First, there is the simple task of making sure your IP telephony software will sit well with your other applications. Then, there are the downtime problems that still plague many networks. But above all, there are the internal security threats that come from employees and the external ones from the Internet.
For example, Albertson says, a disgruntled employee, using relatively easy-to-find software on the Internet, could put the president’s telephone out of use or secretly record phone conversations. External threats well known in the Internet world, such as viruses and spyware, can have an impact on the integrity of your phone system.
And when IP telephony recruits armies of users, it will inevitably give rise to SPIT, the spam of the phone world: voice-mail boxes will fill with countless unwanted messages, some bearing viruses. Will the voice recognition techniques to filter them be ready when the threat becomes a reality? No one can say at this point. There is however an advantage in having the time to prepare for the threat before it materializes, something the spread of spam did not give us.

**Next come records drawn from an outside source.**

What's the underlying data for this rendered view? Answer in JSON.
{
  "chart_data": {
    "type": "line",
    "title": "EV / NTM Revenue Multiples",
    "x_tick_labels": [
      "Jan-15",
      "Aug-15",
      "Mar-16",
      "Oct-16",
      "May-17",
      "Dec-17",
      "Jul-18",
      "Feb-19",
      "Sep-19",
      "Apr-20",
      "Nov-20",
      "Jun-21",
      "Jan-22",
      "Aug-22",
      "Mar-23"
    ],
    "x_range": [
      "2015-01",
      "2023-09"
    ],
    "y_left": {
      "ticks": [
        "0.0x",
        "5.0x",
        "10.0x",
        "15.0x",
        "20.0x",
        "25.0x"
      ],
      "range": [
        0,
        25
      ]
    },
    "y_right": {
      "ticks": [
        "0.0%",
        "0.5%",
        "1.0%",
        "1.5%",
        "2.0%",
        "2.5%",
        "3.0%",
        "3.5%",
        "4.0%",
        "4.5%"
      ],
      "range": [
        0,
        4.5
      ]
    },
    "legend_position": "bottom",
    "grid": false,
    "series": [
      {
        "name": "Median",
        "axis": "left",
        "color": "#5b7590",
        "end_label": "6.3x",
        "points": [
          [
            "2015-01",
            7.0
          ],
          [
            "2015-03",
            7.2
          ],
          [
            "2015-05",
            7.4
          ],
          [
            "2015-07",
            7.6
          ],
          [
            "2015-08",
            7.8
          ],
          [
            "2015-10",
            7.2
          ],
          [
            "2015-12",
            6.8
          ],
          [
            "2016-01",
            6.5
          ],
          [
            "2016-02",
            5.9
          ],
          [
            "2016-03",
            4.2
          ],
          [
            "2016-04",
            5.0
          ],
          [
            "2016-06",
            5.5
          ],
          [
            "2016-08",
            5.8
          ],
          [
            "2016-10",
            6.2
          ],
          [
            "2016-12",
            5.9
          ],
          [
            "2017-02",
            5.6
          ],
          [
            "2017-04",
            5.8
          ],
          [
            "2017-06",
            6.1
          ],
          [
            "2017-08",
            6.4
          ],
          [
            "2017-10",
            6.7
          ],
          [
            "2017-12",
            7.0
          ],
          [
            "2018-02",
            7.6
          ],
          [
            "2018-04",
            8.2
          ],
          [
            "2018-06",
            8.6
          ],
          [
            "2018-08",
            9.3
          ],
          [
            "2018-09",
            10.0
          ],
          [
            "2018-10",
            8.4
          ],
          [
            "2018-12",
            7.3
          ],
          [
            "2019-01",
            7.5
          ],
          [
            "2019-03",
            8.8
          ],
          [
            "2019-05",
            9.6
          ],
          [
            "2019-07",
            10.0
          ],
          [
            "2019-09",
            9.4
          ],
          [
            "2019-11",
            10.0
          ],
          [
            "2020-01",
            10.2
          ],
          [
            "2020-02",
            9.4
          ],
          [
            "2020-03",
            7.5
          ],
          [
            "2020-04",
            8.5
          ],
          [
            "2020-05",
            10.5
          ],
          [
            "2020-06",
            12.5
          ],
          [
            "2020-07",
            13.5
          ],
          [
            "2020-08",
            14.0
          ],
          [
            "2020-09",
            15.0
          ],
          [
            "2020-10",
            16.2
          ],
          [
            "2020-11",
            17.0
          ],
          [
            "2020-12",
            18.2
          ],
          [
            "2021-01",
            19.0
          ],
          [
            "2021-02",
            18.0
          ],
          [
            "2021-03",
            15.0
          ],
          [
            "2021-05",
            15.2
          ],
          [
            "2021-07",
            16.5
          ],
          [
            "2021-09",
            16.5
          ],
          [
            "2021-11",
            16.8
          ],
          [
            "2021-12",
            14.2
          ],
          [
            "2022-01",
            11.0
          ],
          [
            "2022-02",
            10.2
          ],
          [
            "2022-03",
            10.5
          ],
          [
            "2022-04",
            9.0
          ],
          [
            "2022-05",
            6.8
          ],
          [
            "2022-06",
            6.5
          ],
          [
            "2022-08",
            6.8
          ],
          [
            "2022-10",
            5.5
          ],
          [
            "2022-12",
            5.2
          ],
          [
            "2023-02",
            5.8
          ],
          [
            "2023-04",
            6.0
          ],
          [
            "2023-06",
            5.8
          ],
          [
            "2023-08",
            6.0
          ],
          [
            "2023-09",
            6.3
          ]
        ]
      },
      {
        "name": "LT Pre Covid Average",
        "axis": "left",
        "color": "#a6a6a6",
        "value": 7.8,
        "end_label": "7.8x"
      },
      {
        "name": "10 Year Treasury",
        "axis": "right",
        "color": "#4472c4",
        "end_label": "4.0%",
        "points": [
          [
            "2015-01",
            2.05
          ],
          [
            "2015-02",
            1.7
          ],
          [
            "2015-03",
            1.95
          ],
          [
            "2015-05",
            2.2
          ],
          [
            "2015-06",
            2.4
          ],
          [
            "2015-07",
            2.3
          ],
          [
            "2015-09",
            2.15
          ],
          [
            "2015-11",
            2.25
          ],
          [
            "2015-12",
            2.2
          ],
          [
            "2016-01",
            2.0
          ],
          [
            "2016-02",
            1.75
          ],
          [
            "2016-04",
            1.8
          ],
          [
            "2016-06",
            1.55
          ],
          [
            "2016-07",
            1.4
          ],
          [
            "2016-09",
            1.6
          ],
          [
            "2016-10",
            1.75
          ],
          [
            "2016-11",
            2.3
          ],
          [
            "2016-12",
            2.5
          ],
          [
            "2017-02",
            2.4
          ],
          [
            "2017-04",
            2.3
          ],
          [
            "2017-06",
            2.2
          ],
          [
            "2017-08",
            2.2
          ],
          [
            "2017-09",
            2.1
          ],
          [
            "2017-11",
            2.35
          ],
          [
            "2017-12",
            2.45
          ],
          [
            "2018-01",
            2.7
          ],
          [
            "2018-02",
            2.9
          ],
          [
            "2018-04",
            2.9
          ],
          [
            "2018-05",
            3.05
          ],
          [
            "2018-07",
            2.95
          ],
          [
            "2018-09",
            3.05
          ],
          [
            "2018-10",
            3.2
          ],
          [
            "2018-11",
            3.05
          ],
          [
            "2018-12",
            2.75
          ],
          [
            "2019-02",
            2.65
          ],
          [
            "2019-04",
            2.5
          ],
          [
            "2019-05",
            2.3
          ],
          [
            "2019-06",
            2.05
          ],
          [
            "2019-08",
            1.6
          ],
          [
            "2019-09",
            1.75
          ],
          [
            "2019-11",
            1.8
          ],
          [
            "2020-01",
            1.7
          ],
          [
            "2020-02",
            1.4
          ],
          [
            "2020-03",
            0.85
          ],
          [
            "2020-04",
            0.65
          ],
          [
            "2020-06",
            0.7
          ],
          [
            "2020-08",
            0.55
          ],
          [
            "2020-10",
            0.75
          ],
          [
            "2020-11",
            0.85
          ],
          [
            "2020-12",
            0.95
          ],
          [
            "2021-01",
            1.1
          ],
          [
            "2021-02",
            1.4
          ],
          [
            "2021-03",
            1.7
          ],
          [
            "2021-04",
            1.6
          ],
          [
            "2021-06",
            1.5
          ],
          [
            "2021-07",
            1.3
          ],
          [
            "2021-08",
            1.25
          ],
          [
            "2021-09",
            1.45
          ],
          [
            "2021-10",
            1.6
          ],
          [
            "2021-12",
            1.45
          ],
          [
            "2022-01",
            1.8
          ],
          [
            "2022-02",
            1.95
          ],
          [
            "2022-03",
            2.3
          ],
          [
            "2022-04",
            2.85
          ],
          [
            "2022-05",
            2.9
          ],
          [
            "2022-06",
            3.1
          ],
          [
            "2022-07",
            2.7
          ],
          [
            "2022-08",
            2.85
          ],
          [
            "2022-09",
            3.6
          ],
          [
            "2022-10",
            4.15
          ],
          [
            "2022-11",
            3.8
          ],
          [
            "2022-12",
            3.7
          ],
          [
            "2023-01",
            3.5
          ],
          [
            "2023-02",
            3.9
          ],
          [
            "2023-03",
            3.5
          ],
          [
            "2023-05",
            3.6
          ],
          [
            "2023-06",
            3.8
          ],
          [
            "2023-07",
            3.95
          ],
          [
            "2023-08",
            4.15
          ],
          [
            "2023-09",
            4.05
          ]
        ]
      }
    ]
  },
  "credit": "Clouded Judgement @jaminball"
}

Apart from what will be required to confront SPIT, all the techniques and procedures are already known and accessible to address the security threats that VoIP involves: firewalls, intrusion detection systems, authentication of users, etc. The challenge is to think hard about them and be serious in their deployment.
“At the very least, clients should be aware of what they’re getting involved in and should understand that security will be part of the cost,” Albertson says.
If nothing else causes a potential VoIP candidate to reflect on the issue, Albertson cautions, he or she should consider this: yes, converging your data with voice can bring significant savings and productivity advantages, but remember, practically all your communications capabilities will now hang on the same single thread.
Yan Barcelo is a freelance journalist who specializes in high-tech issues. He is based in the Montreal area.